Fully realizing the Microservices Vision with Service Mesh
Rob Crowley first peaked my interest in service mesh at DDD Melbourne, so when I saw an overflow for this session, and had nothing else on, I decided to go. The talk was pretty much a recap of what I’d learned from Rob at DDD, although the speaker did forget to mention that Service Mesh is essentially a Side-Car pattern (something I am grateful Rob made clear as it really helped me understand it and why it exists). Also Rob did more demos. The speaker wasn’t actually from AWS but from a monitoring company SignalFx.
So the takeaways: Benefits
- Easy to implement Error Handling, retries, circuit breaker pattern
- Load Balancing
- Request Routing
- Security: auth, encryption
He also talked about desired state versus discovered state, and how using smart algorithms, or even bots, it is possible to make timely decisions to rectify the system. He demonstrated this using a canary deployment gone bad and showed it automatically rolling back.
Ripping off the Band aid: Re-Architecting traditional 3-tier Monoliths to serverless
This was a chalk talk, and while the presenters had some important points, it was more a discussion/question session. Points made
- Yes it’s hard
- Define the destination.
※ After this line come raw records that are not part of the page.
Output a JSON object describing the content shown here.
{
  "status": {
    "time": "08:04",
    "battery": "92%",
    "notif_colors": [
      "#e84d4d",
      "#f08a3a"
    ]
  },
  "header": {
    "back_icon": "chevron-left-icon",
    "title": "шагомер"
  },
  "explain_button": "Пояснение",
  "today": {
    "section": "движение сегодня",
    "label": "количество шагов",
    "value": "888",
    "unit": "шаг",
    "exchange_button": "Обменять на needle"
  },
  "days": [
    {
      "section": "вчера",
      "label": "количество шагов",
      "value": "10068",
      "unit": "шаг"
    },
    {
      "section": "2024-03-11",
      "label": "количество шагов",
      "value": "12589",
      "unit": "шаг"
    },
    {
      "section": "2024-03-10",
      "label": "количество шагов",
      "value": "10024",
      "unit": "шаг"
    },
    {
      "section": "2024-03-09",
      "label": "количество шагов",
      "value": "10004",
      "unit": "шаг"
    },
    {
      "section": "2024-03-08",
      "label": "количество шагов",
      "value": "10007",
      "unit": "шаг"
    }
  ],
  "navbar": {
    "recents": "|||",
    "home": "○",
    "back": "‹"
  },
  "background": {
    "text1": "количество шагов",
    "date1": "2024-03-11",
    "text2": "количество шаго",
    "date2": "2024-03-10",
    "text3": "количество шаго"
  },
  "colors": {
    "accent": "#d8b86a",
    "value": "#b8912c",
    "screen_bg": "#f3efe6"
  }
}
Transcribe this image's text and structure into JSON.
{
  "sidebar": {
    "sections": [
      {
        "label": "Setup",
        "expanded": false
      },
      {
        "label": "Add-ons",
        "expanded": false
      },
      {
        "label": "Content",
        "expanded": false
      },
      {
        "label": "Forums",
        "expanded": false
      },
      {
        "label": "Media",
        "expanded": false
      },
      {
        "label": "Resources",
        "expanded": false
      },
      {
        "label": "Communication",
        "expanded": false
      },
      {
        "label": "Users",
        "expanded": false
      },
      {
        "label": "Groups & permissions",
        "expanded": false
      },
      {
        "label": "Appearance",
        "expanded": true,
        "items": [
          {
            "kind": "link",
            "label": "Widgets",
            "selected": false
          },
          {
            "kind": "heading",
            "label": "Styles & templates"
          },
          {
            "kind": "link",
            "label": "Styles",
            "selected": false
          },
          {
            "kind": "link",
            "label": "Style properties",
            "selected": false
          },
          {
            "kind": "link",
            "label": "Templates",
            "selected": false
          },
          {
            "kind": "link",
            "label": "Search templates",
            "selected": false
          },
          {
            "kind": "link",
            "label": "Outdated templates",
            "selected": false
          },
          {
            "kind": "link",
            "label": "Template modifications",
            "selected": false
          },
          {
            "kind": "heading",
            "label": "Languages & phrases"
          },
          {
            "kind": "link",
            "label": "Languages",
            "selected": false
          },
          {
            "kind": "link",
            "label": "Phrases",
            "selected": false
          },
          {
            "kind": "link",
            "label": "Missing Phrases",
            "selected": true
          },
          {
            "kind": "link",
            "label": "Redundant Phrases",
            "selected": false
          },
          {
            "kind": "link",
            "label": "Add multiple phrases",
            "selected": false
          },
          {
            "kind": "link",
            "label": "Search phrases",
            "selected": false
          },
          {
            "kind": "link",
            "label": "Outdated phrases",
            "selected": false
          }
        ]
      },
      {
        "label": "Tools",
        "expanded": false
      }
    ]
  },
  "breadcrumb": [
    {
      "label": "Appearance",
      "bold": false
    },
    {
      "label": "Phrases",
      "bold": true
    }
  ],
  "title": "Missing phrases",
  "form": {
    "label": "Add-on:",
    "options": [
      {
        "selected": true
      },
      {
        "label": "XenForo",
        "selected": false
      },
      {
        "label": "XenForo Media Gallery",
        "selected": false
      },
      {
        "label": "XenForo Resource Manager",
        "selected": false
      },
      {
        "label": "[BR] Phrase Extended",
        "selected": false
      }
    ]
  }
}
Don’t do it just because “microservices” or :serverless” make sure you have a clear picture of the benefit, focus on a real problem.
- Prioritize by Business Impact
- Choose features that require faster cadence
- Refactor capability rather than code.
- Practice with simple functionality first to build experience and trust
- Move on to larger chunkier pieces, don’t go too small too fast
- Find a point in the code where there is either the least coupling, or a fairly structured interface
Monitoring Serverless Applications
To be honest, this talk was little more than an advertisement for New Relic, and their beta release of their new lambda monitoring platform. What little content there was can be summarized as
Serverless introduces new challenges for monitoring. When you are doing things synchronously isn’t too hard, but once we introduce asynchronous tasks into the application (i.e. using kinesis or SQS), it gets harder to determine causes and effects, and to relate them. Certain metrics aren’t very useful, and sometimes even lie to you in Lamda (e.g. memory usage).